The report found that 68 per cent of students at the Royal Military College of Canada in Kingston, Ont., and the Royal Military College Saint-Jean in Saint-Jean-sur-Richelieu, Que., have either seen or been the victim of unwanted sexual behaviour during their time at the schools.
Those unwanted behaviours most commonly included “sexual jokes, inappropriate discussions about sex life and inappropriate sexual comments about appearance or body.”
Female students were also six times more likely to experience unwanted whistles or catcalls than males.
The report found that six times as many women as men were sexually assaulted while students at the military colleges — 28 per cent versus 4.4 per cent — and that 15 per cent of women at the schools had been sexually assaulted in the last 12 months.
Defence Minister Harjit Sajjan issued a statement in response to the report on Thursday, saying he was “deeply concerned” by the findings.
“This report shows that too many officer-cadets have experienced sexual misconduct or discrimination. Even one instance of sexual misconduct or discrimination is too many,” he said.
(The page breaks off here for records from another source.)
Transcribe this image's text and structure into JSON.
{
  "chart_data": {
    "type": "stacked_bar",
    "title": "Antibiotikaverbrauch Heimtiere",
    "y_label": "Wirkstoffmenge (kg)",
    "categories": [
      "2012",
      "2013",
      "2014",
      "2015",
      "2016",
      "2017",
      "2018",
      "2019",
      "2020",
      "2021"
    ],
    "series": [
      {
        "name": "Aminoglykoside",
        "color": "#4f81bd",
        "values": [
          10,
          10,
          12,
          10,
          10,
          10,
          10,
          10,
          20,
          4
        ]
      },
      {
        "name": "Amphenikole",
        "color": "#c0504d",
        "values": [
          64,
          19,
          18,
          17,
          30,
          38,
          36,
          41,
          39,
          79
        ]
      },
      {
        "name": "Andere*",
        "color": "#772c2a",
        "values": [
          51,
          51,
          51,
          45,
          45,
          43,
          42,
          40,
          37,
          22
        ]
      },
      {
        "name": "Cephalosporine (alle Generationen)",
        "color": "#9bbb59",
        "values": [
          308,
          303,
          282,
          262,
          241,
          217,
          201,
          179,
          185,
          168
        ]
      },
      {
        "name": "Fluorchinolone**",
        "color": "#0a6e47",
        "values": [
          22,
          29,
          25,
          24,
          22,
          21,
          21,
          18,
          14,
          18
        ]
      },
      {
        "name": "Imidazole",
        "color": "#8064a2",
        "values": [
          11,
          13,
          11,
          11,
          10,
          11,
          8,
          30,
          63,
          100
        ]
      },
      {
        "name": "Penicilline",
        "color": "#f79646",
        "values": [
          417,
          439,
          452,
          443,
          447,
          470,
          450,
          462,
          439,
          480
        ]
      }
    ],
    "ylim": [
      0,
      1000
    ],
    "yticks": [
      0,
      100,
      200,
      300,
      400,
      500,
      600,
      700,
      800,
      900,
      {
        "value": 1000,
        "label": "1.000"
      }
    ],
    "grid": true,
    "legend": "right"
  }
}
“That is completely unacceptable and has no place in our institutions or our country.”
He added the government will take “all action necessary” to make the institutions safe.
The Department of National Defence and Canadian Forces also issued a statement calling the behaviour identified in the report unacceptable.
“Our message to those who have experienced sexual misconduct is this: sexual misconduct is not tolerated in the CAF,” the statement said.
“We must and will do better to ensure that all instructors, staff and officer cadets are aware of their responsibility to create a safe and accepting space for all those at Canadian military colleges. Sexual misconduct runs counter to our military ethos and to the national values the CAF upholds and defends.”
The findings come five years after a report by former Supreme Court justice Marie Deschamps documented an “underlying sexualized culture” in the military and noted that it was especially harmful to female and LGBTQ2 members of the Canadian Forces.
The federal government last year reached a deal worth $900 million to compensate the plaintiffs in a class-action lawsuit alleging sexual misconduct in the Canadian Armed Forces.
The new data from Statistics Canada also mirrors the findings of a study it released last month on the number of post-secondary students in Canada who have witnessed or experienced unwanted sexual behaviour, pegging that number at 71 per cent, with women most likely to be impacted.
Statistics Canada noted in its report released Thursday that the conversation about inappropriate conduct sparked by the Me Too movement in 2017 has led to growing awareness about the “continuum” of harmful and unwanted behaviours.
These behaviours, the report noted, do not need to be criminal to have harmful effects on the people who experience them and create negative cultures in institutions and workplaces.